Home

Hoge Raad, 13-10-2023, ECLI:NL:HR:2023:1452, 22/03844

Hoge Raad, 13-10-2023, ECLI:NL:HR:2023:1452, 22/03844

Gegevens

Instantie
Hoge Raad
Datum uitspraak
13 oktober 2023
Datum publicatie
13 oktober 2023
ECLI
ECLI:NL:HR:2023:1452
Formele relaties
Zaaknummer
22/03844

Inhoudsindicatie

HR: 81.1 RO.

Uitspraak

HOGE RAAD DER NEDERLANDEN

BELASTINGKAMER

Nummer 22/03844

Datum 13 oktober 2023

ARREST

in de zaak van

[X] (hierna: belanghebbende)

tegen

de STAATSSECRETARIS VAN FINANCIËN

op het beroep in cassatie tegen de uitspraak van de Rechtbank Noord-Holland van 2 september 2022, nr. HAA 21/5334 V1, op het verzet van belanghebbende tegen de uitspraak van de Rechtbank van 26 april 2022.

1 Geding in cassatie

Belanghebbende, vertegenwoordigd door B.R.R. James en D. Morales, heeft tegen de uitspraak van de Rechtbank op het verzet beroep in cassatie ingesteld.

De Staatssecretaris, vertegenwoordigd door [P], heeft een verweerschrift ingediend.

2 Beoordeling van de middelen

De Hoge Raad heeft de klachten over de uitspraak van de Rechtbank beoordeeld. De uitkomst hiervan is dat deze klachten niet kunnen leiden tot vernietiging van die uitspraak. De Hoge Raad hoeft niet te motiveren waarom hij tot dit oordeel is gekomen.

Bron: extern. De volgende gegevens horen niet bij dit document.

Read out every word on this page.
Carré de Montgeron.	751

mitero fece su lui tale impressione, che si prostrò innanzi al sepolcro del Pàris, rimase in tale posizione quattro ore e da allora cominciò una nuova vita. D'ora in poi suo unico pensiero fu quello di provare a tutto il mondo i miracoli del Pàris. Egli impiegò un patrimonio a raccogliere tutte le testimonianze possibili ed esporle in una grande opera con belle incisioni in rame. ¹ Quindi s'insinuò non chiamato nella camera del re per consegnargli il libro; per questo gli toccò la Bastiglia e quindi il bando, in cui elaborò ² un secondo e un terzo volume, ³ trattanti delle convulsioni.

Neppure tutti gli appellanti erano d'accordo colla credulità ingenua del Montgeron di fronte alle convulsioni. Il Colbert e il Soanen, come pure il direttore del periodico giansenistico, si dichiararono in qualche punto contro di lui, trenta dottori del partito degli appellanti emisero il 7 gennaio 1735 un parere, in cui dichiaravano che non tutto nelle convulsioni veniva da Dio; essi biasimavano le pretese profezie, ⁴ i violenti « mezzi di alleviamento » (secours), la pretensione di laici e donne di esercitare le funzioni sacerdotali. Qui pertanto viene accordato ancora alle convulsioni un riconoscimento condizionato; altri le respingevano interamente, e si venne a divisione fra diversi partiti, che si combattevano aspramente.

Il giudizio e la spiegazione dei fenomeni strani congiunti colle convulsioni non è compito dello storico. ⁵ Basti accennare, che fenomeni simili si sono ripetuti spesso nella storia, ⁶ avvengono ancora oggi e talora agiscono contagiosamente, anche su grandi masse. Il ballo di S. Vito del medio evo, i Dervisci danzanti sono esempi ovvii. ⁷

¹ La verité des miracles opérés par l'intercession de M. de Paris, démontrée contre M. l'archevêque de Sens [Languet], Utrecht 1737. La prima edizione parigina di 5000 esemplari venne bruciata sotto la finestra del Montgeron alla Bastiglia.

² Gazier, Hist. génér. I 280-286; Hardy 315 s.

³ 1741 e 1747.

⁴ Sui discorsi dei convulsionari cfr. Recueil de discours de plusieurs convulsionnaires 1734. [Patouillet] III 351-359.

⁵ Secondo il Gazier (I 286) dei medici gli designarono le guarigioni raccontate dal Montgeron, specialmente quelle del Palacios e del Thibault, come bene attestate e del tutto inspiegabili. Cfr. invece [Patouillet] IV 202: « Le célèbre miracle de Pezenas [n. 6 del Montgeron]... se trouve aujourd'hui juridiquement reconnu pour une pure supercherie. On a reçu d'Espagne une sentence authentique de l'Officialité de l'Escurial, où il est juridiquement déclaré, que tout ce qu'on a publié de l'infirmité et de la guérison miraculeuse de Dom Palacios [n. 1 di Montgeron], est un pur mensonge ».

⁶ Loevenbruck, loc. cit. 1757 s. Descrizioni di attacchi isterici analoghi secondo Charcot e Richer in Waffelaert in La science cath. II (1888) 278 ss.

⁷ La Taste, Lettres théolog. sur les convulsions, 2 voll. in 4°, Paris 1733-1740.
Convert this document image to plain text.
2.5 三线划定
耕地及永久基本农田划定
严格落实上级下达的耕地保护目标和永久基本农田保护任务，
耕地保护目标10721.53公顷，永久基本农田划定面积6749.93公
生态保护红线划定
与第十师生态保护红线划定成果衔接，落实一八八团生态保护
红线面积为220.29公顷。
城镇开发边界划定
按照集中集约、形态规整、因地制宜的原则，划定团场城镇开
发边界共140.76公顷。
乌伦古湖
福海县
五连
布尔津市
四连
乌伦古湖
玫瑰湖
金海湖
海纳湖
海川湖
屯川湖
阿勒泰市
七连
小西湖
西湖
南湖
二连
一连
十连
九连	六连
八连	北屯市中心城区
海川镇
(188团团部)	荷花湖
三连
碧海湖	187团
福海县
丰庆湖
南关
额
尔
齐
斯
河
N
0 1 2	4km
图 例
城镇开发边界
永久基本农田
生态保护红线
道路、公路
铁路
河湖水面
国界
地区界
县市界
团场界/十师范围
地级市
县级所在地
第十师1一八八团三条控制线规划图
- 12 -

Bij de beoordeling van deze klachten is het namelijk niet nodig om antwoord te geven op vragen die van belang zijn voor de eenheid of de ontwikkeling van het recht (zie artikel 81, lid 1, van de Wet op de rechterlijke organisatie).

3 Proceskosten

De Hoge Raad ziet geen aanleiding voor een veroordeling in de proceskosten.